The majority of the cohort that has been subject to the TEO and return permit scheme, and the anticipated future cohort, share certain characteristics:
extended periods of time located offshore;
time spent located in conflict zones or ungoverned spaces; and
information gaps on the extent of their involvement in terrorist activities or the threat they may pose.

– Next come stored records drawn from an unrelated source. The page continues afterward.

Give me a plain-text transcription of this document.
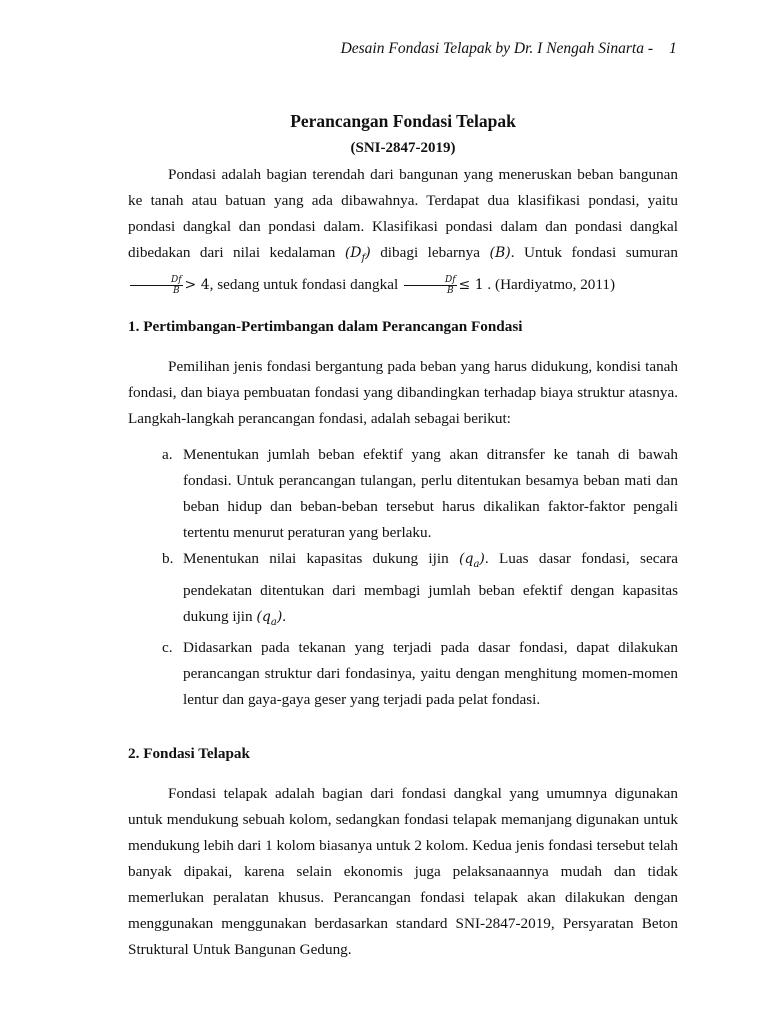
Desain Fondasi Telapak by Dr. I Nengah Sinarta - 1
Perancangan Fondasi Telapak
(SNI-2847-2019)

Pondasi adalah bagian terendah dari bangunan yang meneruskan beban bangunan ke tanah atau batuan yang ada dibawahnya. Terdapat dua klasifikasi pondasi, yaitu pondasi dangkal dan pondasi dalam. Klasifikasi pondasi dalam dan pondasi dangkal dibedakan dari nilai kedalaman $(D_f)$ dibagi lebarnya (B). Untuk fondasi sumuran
$\frac{Df}{B} > 4$, sedang untuk fondasi dangkal $\frac{Df}{B} \le 1$ . (Hardiyatmo, 2011)

1. Pertimbangan-Pertimbangan dalam Perancangan Fondasi

Pemilihan jenis fondasi bergantung pada beban yang harus didukung, kondisi tanah fondasi, dan biaya pembuatan fondasi yang dibandingkan terhadap biaya struktur atasnya. Langkah-langkah perancangan fondasi, adalah sebagai berikut:

a. Menentukan jumlah beban efektif yang akan ditransfer ke tanah di bawah fondasi. Untuk perancangan tulangan, perlu ditentukan besamya beban mati dan beban hidup dan beban-beban tersebut harus dikalikan faktor-faktor pengali tertentu menurut peraturan yang berlaku.
b. Menentukan nilai kapasitas dukung ijin $(q_a)$. Luas dasar fondasi, secara pendekatan ditentukan dari membagi jumlah beban efektif dengan kapasitas dukung ijin $(q_a)$.
c. Didasarkan pada tekanan yang terjadi pada dasar fondasi, dapat dilakukan perancangan struktur dari fondasinya, yaitu dengan menghitung momen-momen lentur dan gaya-gaya geser yang terjadi pada pelat fondasi.
2. Fondasi Telapak

Fondasi telapak adalah bagian dari fondasi dangkal yang umumnya digunakan untuk mendukung sebuah kolom, sedangkan fondasi telapak memanjang digunakan untuk mendukung lebih dari 1 kolom biasanya untuk 2 kolom. Kedua jenis fondasi tersebut telah banyak dipakai, karena selain ekonomis juga pelaksanaannya mudah dan tidak memerlukan peralatan khusus. Perancangan fondasi telapak akan dilakukan dengan menggunakan menggunakan berdasarkan standard SNI-2847-2019, Persyaratan Beton Struktural Untuk Bangunan Gedung.
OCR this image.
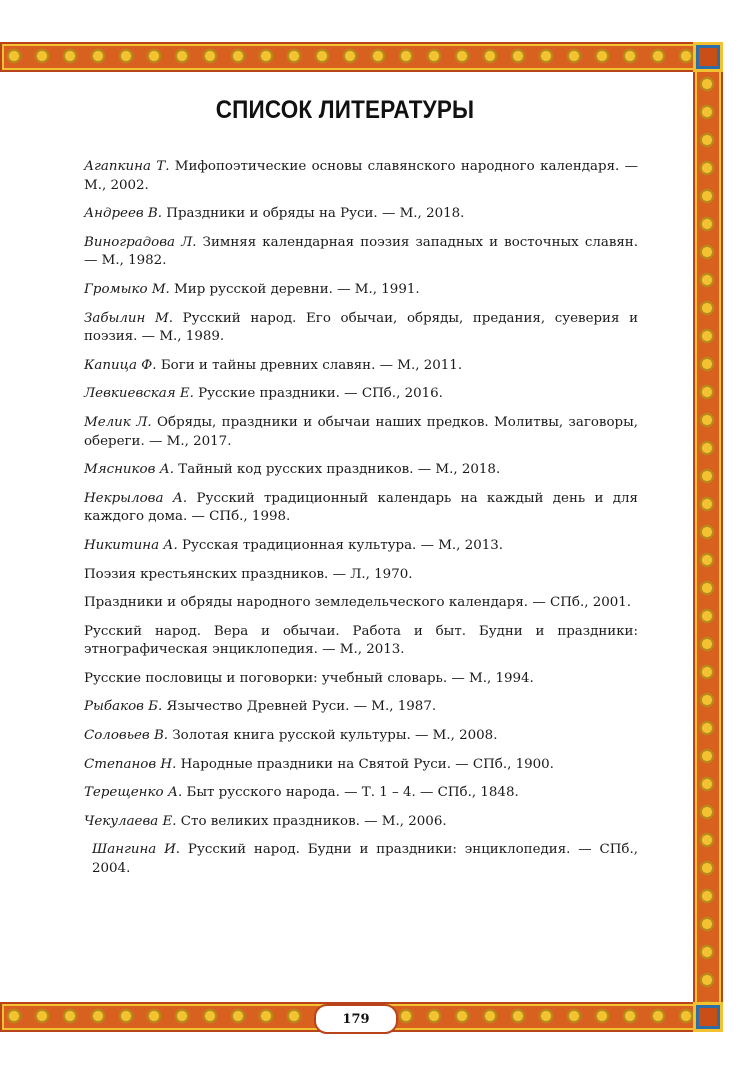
СПИСОК ЛИТЕРАТУРЫ

Агапкина Т. Мифопоэтические основы славянского народного календаря. — М., 2002.

Андреев В. Праздники и обряды на Руси. — М., 2018.

Виноградова Л. Зимняя календарная поэзия западных и восточных славян. — М., 1982.

Громыко М. Мир русской деревни. — М., 1991.

Забылин М. Русский народ. Его обычаи, обряды, предания, суеверия и поэзия. — М., 1989.

Капица Ф. Боги и тайны древних славян. — М., 2011.

Левкиевская Е. Русские праздники. — СПб., 2016.

Мелик Л. Обряды, праздники и обычаи наших предков. Молитвы, заговоры, обереги. — М., 2017.

Мясников А. Тайный код русских праздников. — М., 2018.

Некрылова А. Русский традиционный календарь на каждый день и для каждого дома. — СПб., 1998.

Никитина А. Русская традиционная культура. — М., 2013.

Поэзия крестьянских праздников. — Л., 1970.

Праздники и обряды народного земледельческого календаря. — СПб., 2001.

Русский народ. Вера и обычаи. Работа и быт. Будни и праздники: этнографическая энциклопедия. — М., 2013.

Русские пословицы и поговорки: учебный словарь. — М., 1994.

Рыбаков Б. Язычество Древней Руси. — М., 1987.

Соловьев В. Золотая книга русской культуры. — М., 2008.

Степанов Н. Народные праздники на Святой Руси. — СПб., 1900.

Терещенко А. Быт русского народа. — Т. 1 – 4. — СПб., 1848.

Чекулаева Е. Сто великих праздников. — М., 2006.

Шангина И. Русский народ. Будни и праздники: энциклопедия. — СПб., 2004.

179
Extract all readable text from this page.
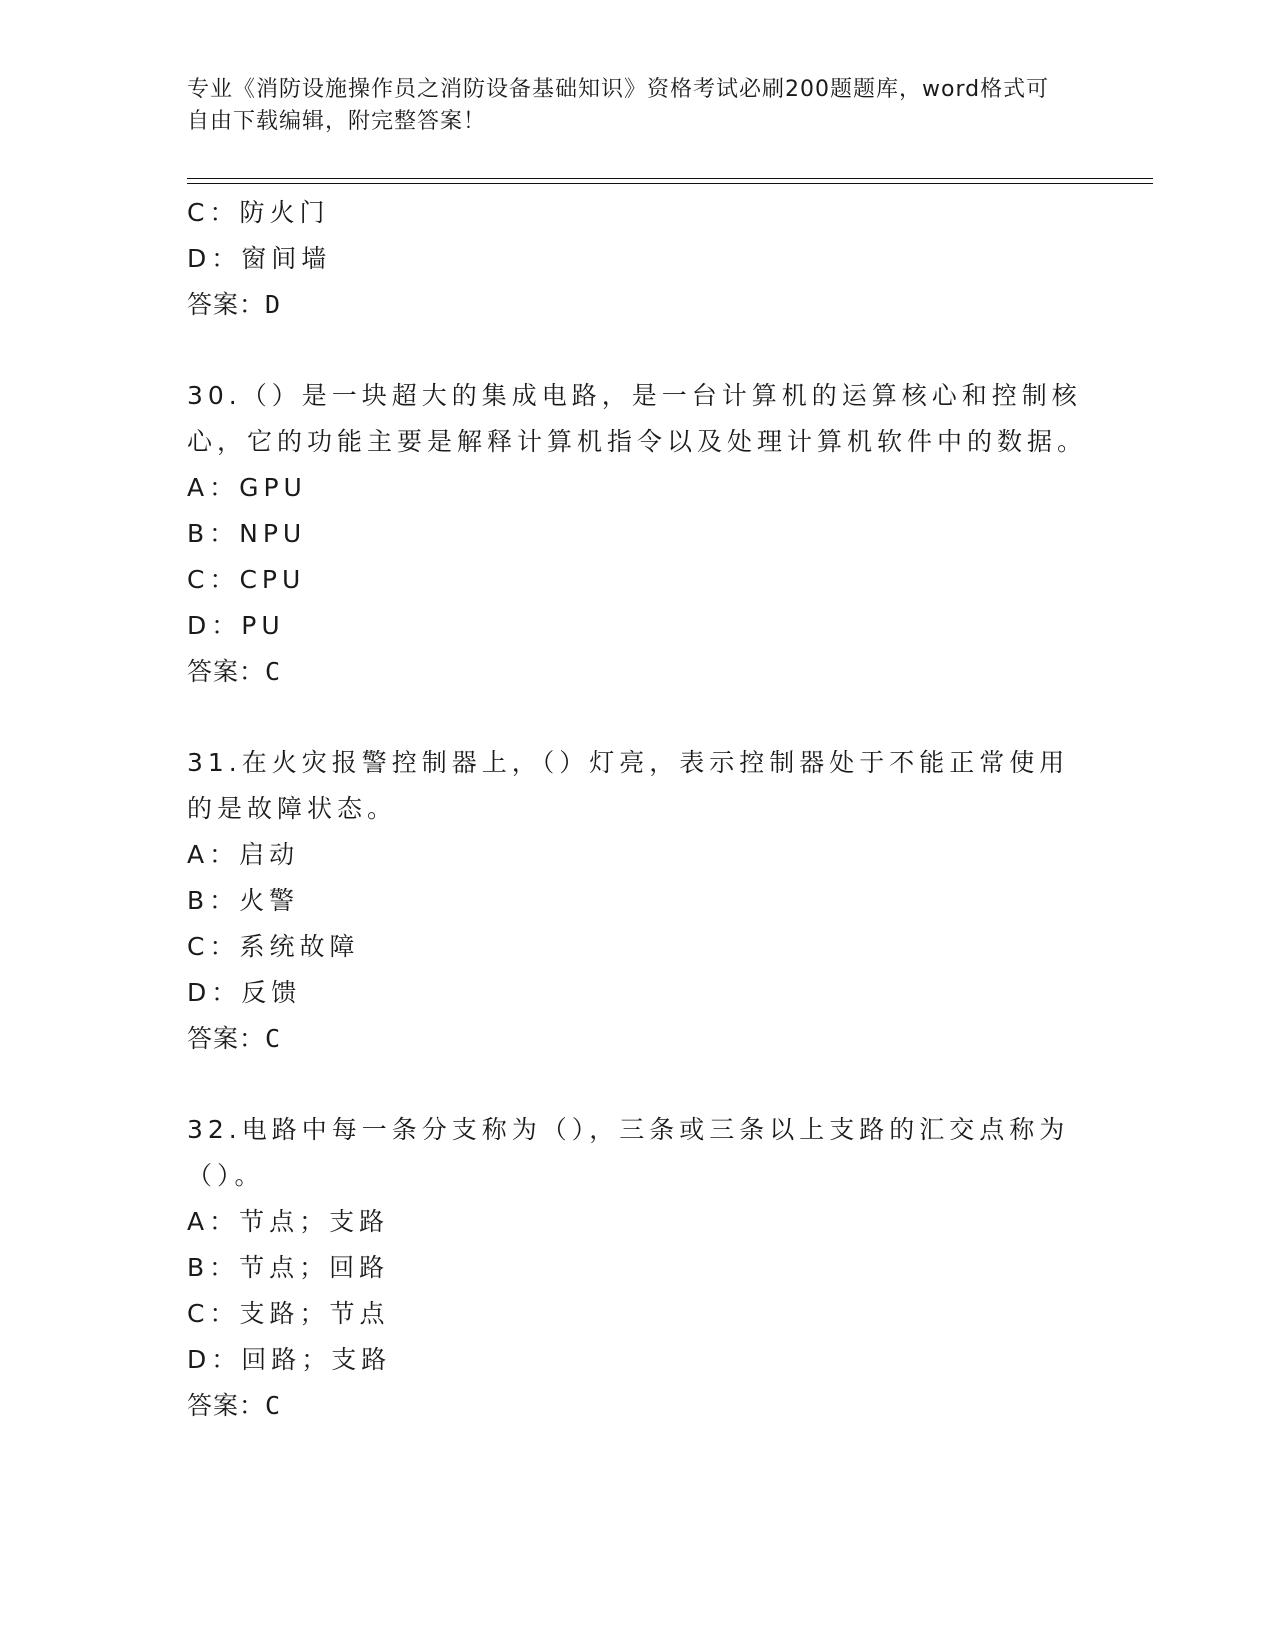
专业《消防设施操作员之消防设备基础知识》资格考试必刷200题题库，word格式可自由下载编辑，附完整答案！
C：防火门
D：窗间墙
答案：D
30.（）是一块超大的集成电路，是一台计算机的运算核心和控制核心，它的功能主要是解释计算机指令以及处理计算机软件中的数据。
A：GPU
B：NPU
C：CPU
D：PU
答案：C
31.在火灾报警控制器上，（）灯亮，表示控制器处于不能正常使用的是故障状态。
A：启动
B：火警
C：系统故障
D：反馈
答案：C
32.电路中每一条分支称为（），三条或三条以上支路的汇交点称为（）。
A：节点；支路
B：节点；回路
C：支路；节点
D：回路；支路
答案：C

Members of this cohort include individuals who have been detained or investigated for terrorism offences in foreign countries, where there is limited information available to Australian agencies regarding the specifics of the alleged offences. 8

  • 1
    Intelligence Services Act 2001 , section 29(1)(cc).
  • 2
    Hon Peter Dutton MP, Minister for Home Affairs, House of Representatives Hansard , 21 February 2019, p. 19.
  • 3
    Hon Peter Dutton MP, Minister for Home Affairs, Letter to Committee , 21 February 2019.
  • 4
    Parliamentary Joint Committee on Intelligence and Security, Advisory report on the Counter Terrorism (Temporary Exclusion Orders) Bill 2019 , April 2019, pp. xi-xvii.
  • 5
    Parliamentary Joint Committee on Intelligence and Security, Advisory report on the Counter Terrorism (Temporary Exclusion Orders) Bill 2019 , April 2019, p. 52.
  • 6
    Third reading was agreed to in the House on 23 July 2019 and in the Senate on 25 July 2019.
  • 7
    Independent National Security Legislation Monitor Act 2010 , ss 4(g) and ss 6(1)(i).
  • 8
    Department of Home Affairs and Australian Border Force, Submission 8 , p. 11.